Nos demais grupos de vertebrados, o desenvolvimento do cérebro é por evaginação, com a dobra de fora para dentro.
O Coccocephalus possui um cérebro evaginado, semelhante ao que é visto nos demais grupos de vertebrados, o que indica que essa característica pode ter aparecido muito cedo na história evolutiva e se modificou ao longo de milhões de anos nos peixes de nadadeiras raiadas.
"A análise da estrutura que nós identificamos como o cérebro de C. wildi foi difícil até porque existem muitas lacunas do conhecimento da evolução do cérebro nesses peixes", avalia Figueroa. "Como tive que comparar com diversas espécies fósseis [naqueles em que havia o endocasto] e atuais, algumas das características que antes eram consideradas como exclusivas dos peixes de nadadeiras raiadas surgiram muito depois."
Em sua pesquisa de doutorado na Universidade de Michigan, Figueroa está interessado em compreender a evolução do grupo de peixes de nadadeiras raiadas e, por isso, além de C. wildi, tem analisado diversas outras espécies fósseis do grupo.
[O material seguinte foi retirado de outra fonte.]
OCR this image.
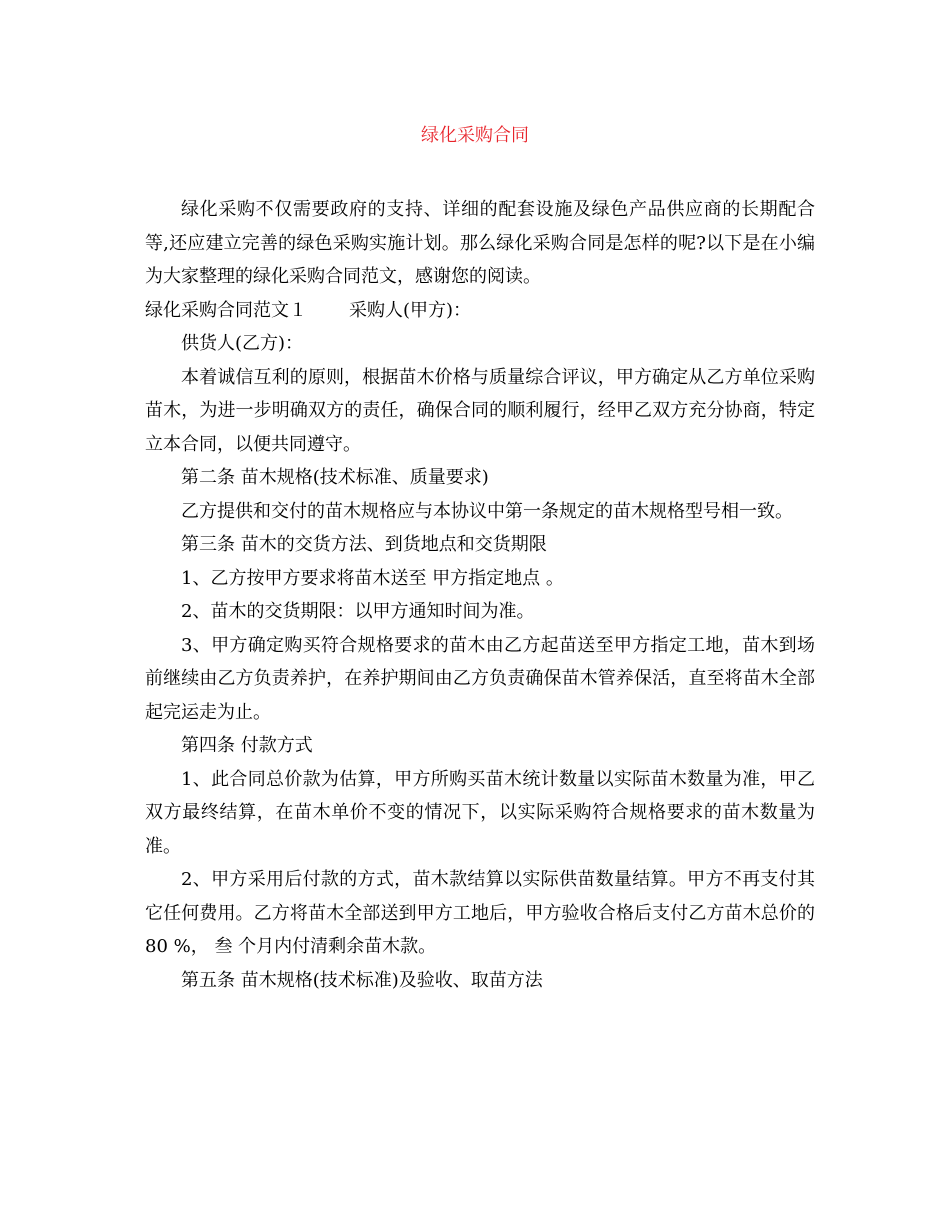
绿化采购合同

绿化采购不仅需要政府的支持、详细的配套设施及绿色产品供应商的长期配合等,还应建立完善的绿色采购实施计划。那么绿化采购合同是怎样的呢?以下是在小编为大家整理的绿化采购合同范文，感谢您的阅读。

绿化采购合同范文１ 采购人(甲方)：

供货人(乙方)：

本着诚信互利的原则，根据苗木价格与质量综合评议，甲方确定从乙方单位采购苗木，为进一步明确双方的责任，确保合同的顺利履行，经甲乙双方充分协商，特定立本合同，以便共同遵守。

第二条 苗木规格(技术标准、质量要求)

乙方提供和交付的苗木规格应与本协议中第一条规定的苗木规格型号相一致。

第三条 苗木的交货方法、到货地点和交货期限

1、乙方按甲方要求将苗木送至 甲方指定地点 。

2、苗木的交货期限：以甲方通知时间为准。

3、甲方确定购买符合规格要求的苗木由乙方起苗送至甲方指定工地，苗木到场前继续由乙方负责养护，在养护期间由乙方负责确保苗木管养保活，直至将苗木全部起完运走为止。

第四条 付款方式

1、此合同总价款为估算，甲方所购买苗木统计数量以实际苗木数量为准，甲乙双方最终结算，在苗木单价不变的情况下，以实际采购符合规格要求的苗木数量为准。

2、甲方采用后付款的方式，苗木款结算以实际供苗数量结算。甲方不再支付其它任何费用。乙方将苗木全部送到甲方工地后，甲方验收合格后支付乙方苗木总价的 80 %， 叁 个月内付清剩余苗木款。

第五条 苗木规格(技术标准)及验收、取苗方法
"Por mais que seja o grupo mais diversificado de vertebrados atualmente, não existe tanta informação assim sobre as características evolutivas do cérebro de muitos dos animais do grupo", afirma.
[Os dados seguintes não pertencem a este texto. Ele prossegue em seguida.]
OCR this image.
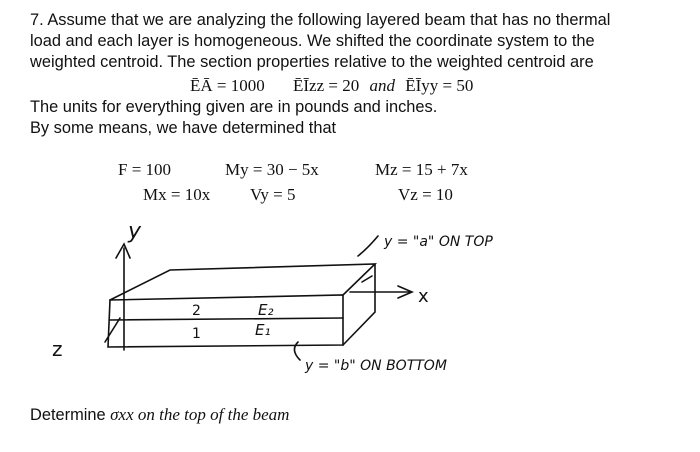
7. Assume that we are analyzing the following layered beam that has no thermal

load and each layer is homogeneous. We shifted the coordinate system to the

weighted centroid. The section properties relative to the weighted centroid are

ĒĀ = 1000 ĒĪzz = 20 and ĒĪyy = 50
The units for everything given are in pounds and inches.
By some means, we have determined that
F = 100	My = 30 − 5x	Mz = 15 + 7x
Mx = 10x Vy = 5	Vz = 10
y
x
z
y = "a" ON TOP
y = "b" ON BOTTOM
2
1
E₂
E₁
Determine σxx on the top of the beam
Segundo ele, pesquisas como essa demonstram a necessidade de se fazer estudos da chamada ciência básica, que busca entender fenômenos e padrões de evolução na natureza para gerar conhecimento científico.
"Às vezes é difícil compreender a importância da ciência de base, mas é ela que, como o nome diz, fornece as bases para pesquisas mais aplicadas. Por exemplo, compreender a evolução do cérebro de peixes a partir dos fósseis ajuda a entender o desenvolvimento desse órgão em espécies usadas em pesquisas em laboratório, como o peixe-zebra", finaliza.